College e-sports clubs hope Oct. 3-4 event shines spotlight on Midwest gaming
Miami student teams with students, alumni from UC, Xavier and OSU to host event
By Margo Kissell, university news and communications, email@example.com
Miami University's eSports Club president Stelanie Tsirlis knows the Midwest is not a popular hub for electronic sports. The East and West Coasts tend to grab the attention, packing Madison Square Garden and the Staples Center in Los Angeles with thousands of gamers who love to watch professionals compete.
Miami senior Stelanie Tsirlis
Tsirlis and five others (students and alumni) with ties to the University of Cincinnati and Ohio State, Xavier and Case Western Reserve universities are so passionate about wanting to shine a spotlight on Midwest gaming that they formed AllMid, a limited liability company, to do just that.
They're promoting the first event Oct. 3-4 at UC's Fifth Third Arena as "the Midwest's most epic e-sport event" and the region's first collegiate competitive e-sports tournament.
"The Midwest gamer, we feel, is often overlooked. If you want to go to a big event, you have to go to the coast. That can be frustrating, especially for a college student who probably doesn't have the funds for that plane ticket and for even the ticket to get into the venue. So we thought, 'Why not just bring the events here?'" said Tsirlis, a senior marketing and interactive media studies double major who is AllMid's chief marketing officer.
Organizers of next week's AllMid Collegiate Invitational hope to draw 500-750 participants packing their own computers to compete for thousands of dollars worth of prizes in featured tournaments like League of Legends, Hearthstone and Super Smash Bros. They've had about 250 register so far, with most of those coming in the last two weeks.
The event will stream live on the homepage of Twitch, the world's leading video platform and community for gamers.
AllMid is short for All Midwest, but it's also a gaming reference: There is a type of game called ARAM (the acronym for All Random All Mid) in League of Legends.
"Our name is a reference to our Midwest community as well as homage to one of the games we love," said Chris Postell, a UC senior majoring in political science with a minor in Asian studies and AllMid's chief executive officer.
He created UCLoL (League of Legends), which has more than 700 members and is one of the largest club sports on campus.
UC senior Chris Postell
Postell and Tsirlis grew up in the gaming world and both point to the sense of community they have found there.
"I personally think gaming is just another activity that brings people together," said Postell, who also really enjoys the competition.
"What we do at UCLoL or Miami eSports, or any gaming group really, is create that home for students where they can share their passions with other people. That's the real appeal of gaming — you can experience it with so many others," Postell said.
Nick Costaras, 31, a Cleveland lawyer and 2007 Xavier alumnus is AllMid's chief financial officer who wrote its operating agreement.

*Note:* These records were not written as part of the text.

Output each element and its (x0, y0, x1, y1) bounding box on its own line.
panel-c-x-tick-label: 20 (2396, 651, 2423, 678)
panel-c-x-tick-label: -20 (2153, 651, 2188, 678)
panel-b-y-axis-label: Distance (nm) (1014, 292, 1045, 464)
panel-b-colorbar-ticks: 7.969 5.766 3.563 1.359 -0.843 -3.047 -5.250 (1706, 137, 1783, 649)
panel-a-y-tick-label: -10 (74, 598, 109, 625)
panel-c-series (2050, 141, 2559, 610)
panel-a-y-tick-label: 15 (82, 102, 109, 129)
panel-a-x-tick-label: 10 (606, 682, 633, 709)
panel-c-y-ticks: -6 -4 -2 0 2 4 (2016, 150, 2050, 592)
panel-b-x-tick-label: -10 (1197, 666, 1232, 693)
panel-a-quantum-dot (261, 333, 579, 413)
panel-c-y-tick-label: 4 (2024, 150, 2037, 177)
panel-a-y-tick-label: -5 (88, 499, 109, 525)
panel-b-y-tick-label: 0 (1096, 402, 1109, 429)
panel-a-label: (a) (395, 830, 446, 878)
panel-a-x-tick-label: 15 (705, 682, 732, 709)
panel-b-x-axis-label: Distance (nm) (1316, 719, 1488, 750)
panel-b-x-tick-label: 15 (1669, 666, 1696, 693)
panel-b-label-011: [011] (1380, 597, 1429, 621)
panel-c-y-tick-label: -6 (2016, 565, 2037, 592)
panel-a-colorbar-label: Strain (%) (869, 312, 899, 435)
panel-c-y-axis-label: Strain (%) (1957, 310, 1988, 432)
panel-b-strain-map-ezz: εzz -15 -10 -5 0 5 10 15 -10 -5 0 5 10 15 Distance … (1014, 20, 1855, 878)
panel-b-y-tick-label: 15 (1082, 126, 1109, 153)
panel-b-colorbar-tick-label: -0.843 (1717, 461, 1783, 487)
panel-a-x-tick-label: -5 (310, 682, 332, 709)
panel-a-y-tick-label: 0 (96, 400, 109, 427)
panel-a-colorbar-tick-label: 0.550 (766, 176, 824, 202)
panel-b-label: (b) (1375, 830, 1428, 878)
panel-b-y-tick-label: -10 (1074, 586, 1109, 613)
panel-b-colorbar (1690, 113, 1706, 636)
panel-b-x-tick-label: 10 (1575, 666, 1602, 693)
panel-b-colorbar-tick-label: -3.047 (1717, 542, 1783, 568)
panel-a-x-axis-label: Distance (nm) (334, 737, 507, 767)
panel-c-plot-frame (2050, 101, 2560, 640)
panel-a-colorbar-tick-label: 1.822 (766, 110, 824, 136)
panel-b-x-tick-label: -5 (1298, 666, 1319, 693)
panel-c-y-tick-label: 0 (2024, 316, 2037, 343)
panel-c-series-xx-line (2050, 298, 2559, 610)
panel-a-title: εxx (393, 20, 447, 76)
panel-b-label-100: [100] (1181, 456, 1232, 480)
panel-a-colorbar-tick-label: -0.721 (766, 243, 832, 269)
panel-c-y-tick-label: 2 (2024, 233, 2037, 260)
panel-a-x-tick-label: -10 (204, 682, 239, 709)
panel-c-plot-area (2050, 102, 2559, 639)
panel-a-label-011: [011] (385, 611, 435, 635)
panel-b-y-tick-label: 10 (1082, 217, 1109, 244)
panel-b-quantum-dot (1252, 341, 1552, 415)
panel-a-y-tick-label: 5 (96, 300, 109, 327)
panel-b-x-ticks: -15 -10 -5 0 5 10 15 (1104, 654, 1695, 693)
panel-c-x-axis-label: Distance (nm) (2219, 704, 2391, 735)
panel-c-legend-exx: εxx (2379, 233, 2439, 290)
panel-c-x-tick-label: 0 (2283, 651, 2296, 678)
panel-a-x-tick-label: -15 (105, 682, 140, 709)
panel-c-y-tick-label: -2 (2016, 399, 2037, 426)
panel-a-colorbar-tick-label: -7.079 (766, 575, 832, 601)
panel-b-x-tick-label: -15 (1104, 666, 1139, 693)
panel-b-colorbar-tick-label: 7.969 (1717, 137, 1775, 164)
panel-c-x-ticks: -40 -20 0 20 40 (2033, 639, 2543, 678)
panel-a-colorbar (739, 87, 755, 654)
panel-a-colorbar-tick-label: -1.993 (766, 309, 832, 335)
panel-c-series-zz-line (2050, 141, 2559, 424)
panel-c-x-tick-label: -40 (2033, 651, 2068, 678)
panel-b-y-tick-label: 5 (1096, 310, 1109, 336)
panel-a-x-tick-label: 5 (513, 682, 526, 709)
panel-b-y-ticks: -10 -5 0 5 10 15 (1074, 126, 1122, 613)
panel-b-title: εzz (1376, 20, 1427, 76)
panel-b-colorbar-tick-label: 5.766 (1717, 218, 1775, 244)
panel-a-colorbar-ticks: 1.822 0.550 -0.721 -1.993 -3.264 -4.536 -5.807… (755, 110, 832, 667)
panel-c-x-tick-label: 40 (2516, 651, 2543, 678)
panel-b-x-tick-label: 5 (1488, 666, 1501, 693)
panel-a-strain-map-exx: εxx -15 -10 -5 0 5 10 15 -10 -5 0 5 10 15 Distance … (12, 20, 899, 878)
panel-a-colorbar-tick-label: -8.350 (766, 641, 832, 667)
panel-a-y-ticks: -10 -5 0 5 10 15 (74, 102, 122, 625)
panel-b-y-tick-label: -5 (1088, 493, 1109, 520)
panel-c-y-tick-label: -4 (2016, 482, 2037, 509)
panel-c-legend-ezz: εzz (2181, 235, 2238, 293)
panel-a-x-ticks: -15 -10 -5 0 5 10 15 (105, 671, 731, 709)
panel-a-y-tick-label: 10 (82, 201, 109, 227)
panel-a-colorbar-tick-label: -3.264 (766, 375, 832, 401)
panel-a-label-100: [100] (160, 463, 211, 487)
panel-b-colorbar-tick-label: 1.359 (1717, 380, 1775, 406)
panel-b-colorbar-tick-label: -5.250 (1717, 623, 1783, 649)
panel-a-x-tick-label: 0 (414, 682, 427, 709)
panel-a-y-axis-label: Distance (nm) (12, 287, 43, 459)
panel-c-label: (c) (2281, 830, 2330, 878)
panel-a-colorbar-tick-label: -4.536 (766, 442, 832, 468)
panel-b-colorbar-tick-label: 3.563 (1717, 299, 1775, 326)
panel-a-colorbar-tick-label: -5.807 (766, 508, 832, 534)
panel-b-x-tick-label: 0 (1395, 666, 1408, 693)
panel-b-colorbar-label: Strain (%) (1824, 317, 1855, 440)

Costaras, who also grew up with video games, works to develop and promote e-sports platforms for aspiring competitive gamers in his spare time.
"It was the team that really sold me on 'This is going to be amazing,' and I went with my gut feeling," he said. Creating the company made sense, he said, for liability protection and because their vision is to grow into "a regional powerful presence in the U.S. To attract the kinds of attention from our customers, partners and sponsors that we wanted to attract, we knew we needed to step up and represent ourselves as a legitimate entity."
So far, they've been able to line up at least 20 sponsors, including Microsoft, which will have a wing featuring 10-12 of its portable Xbox stations for gamers to use.
The AllMid officers have been planning the event for months. Others include OSU alumnus Ben Ng, a professional web developer who is the chief technology officer; Albert Maah, who sits on the executive staff of Ohio State's E-sports Initiative; and Sebastian Cheng, a Hong Kong native who attended Case Western Reserve until he returned home after becoming ill. He is able to participate in their meetings via Skype as they finalize details for the event.
Miami students at a recent eSports club event at Tappan Hall (photo by Andrew Katko).
Tsirlis believes the gaming industry will continue to grow.
"E-sports right now is very much a baby industry. Maybe certain games will die out, but e-sports as a culture and as a community, I do not see dying anytime soon," she said.
Costaras echoed that sentiment.
"This new industry is here to stay for the next generation," he said. "All millennials are going to grow up with gaming and e-sports. To be part of this now as the exponential curve has yet to hit that turn is beyond exciting," he said.